Каменщик застонал и попытался сесть.
— Ведь ты Фоска, да? Фоска Амадео? Так? Пошевеливайся, кретин!
Филанджери охватил ужас, но он взял себя в руки. Однако он не знал, как вмешаться. Часовой был в ярости, и его грубость парализовала старика. Чуть подавшись вперед, он сказал:
— Но ведь он не может шевельнуться!
Часовой повернулся:
— А ты, старый хрыч, заткнись! Тебя не спрашивают. Будешь говорить, когда спросят. Понял?
Глаза у него злобно блестели.
— Он у нас пойдет на земляные работы, — сказал добродушно один из солдат. — Ему тоже надо там потрудиться.
— Но он же на ногах не стоит, — пробормотал Филанджери.
— Разве? Сейчас увидишь! — завопил часовой. — Я одну штуку знаю. Он у меня сразу станет шустрым, как лань!

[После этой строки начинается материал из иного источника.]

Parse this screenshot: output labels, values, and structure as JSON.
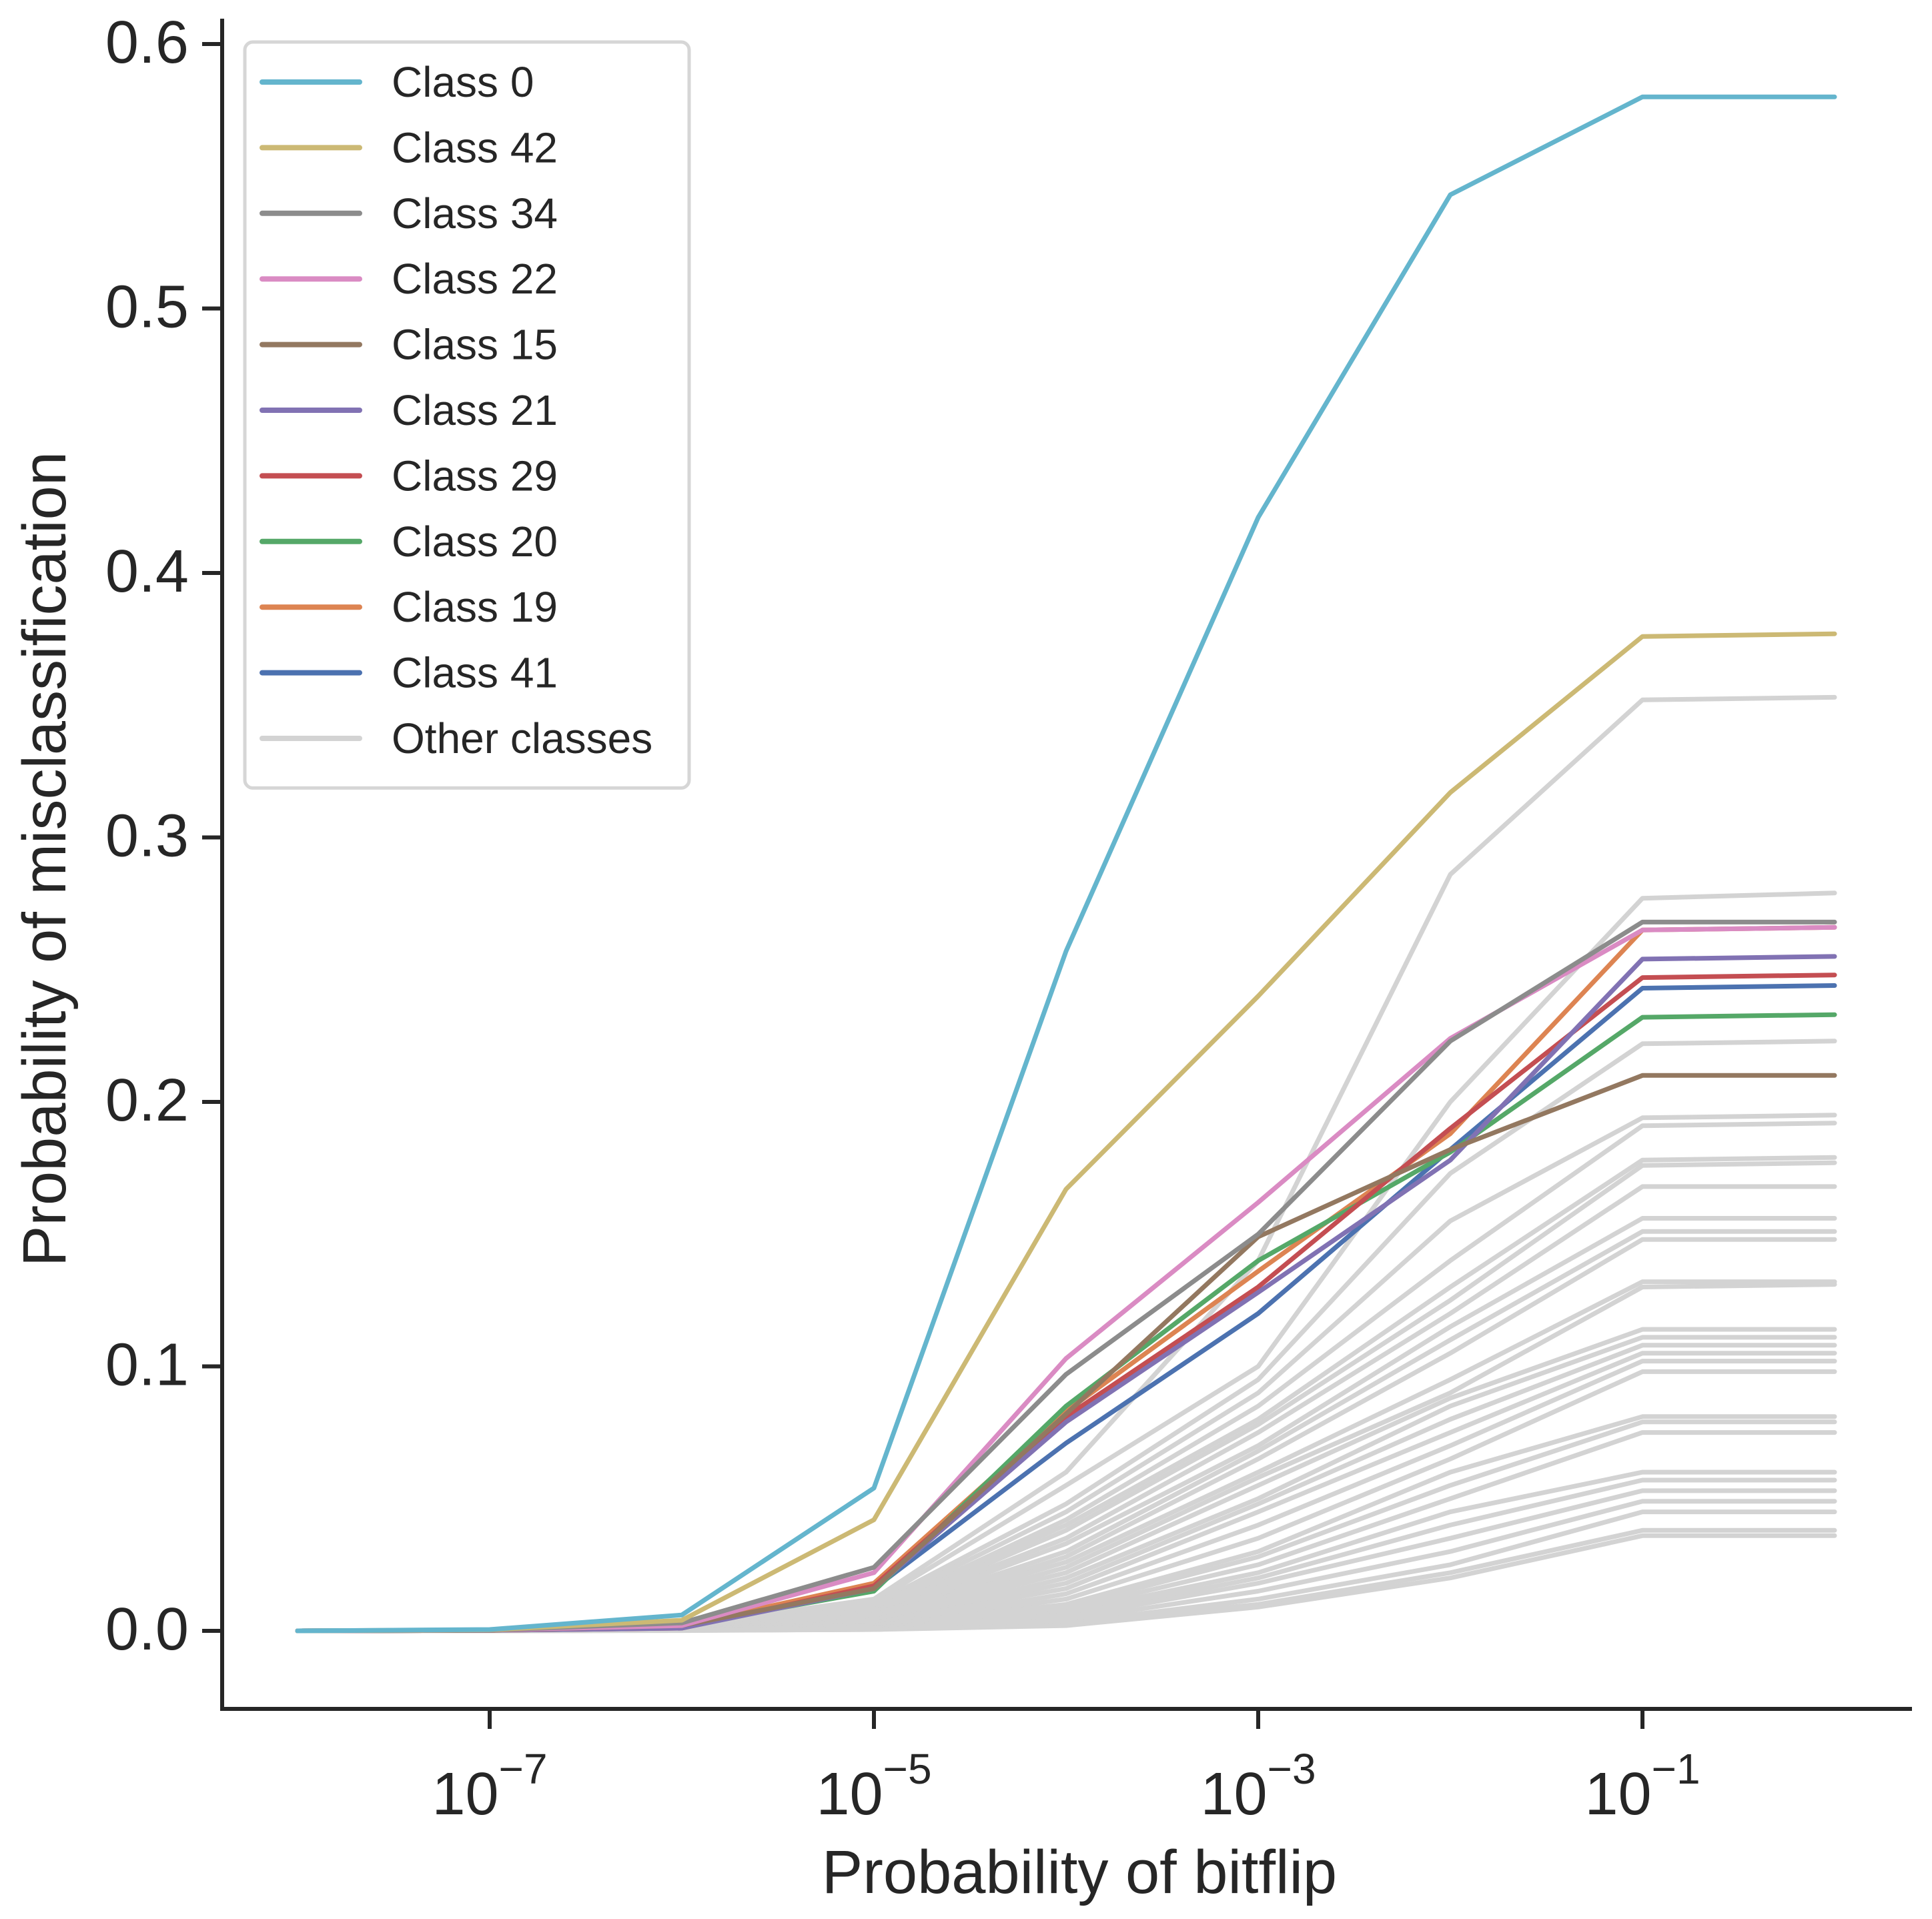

Одним движением он сбросил с плеча винтовку и ударил каменщика прикладом в поясницу. Тот упал на спину, глаза его побелели, рот стал влажным.
— Пошевеливайся! От тебя еще и разит, скотина!
Свободной рукой солдат схватил несчастного за шиворот, но каменщик сопротивлялся — скорее по инерции, чем сознательно.
— Подлюга! — заорал солдат.
В бешенстве он едва не стащил его с койки, и каменщик, потеряв равновесие, свалился на пол; одна его нога продолжала судорожно дергаться. Двое других солдат с отвращением взирали на эту сцену, словно арестованный разыгрывал перед ними нелепую комедию, каких они уже навидались.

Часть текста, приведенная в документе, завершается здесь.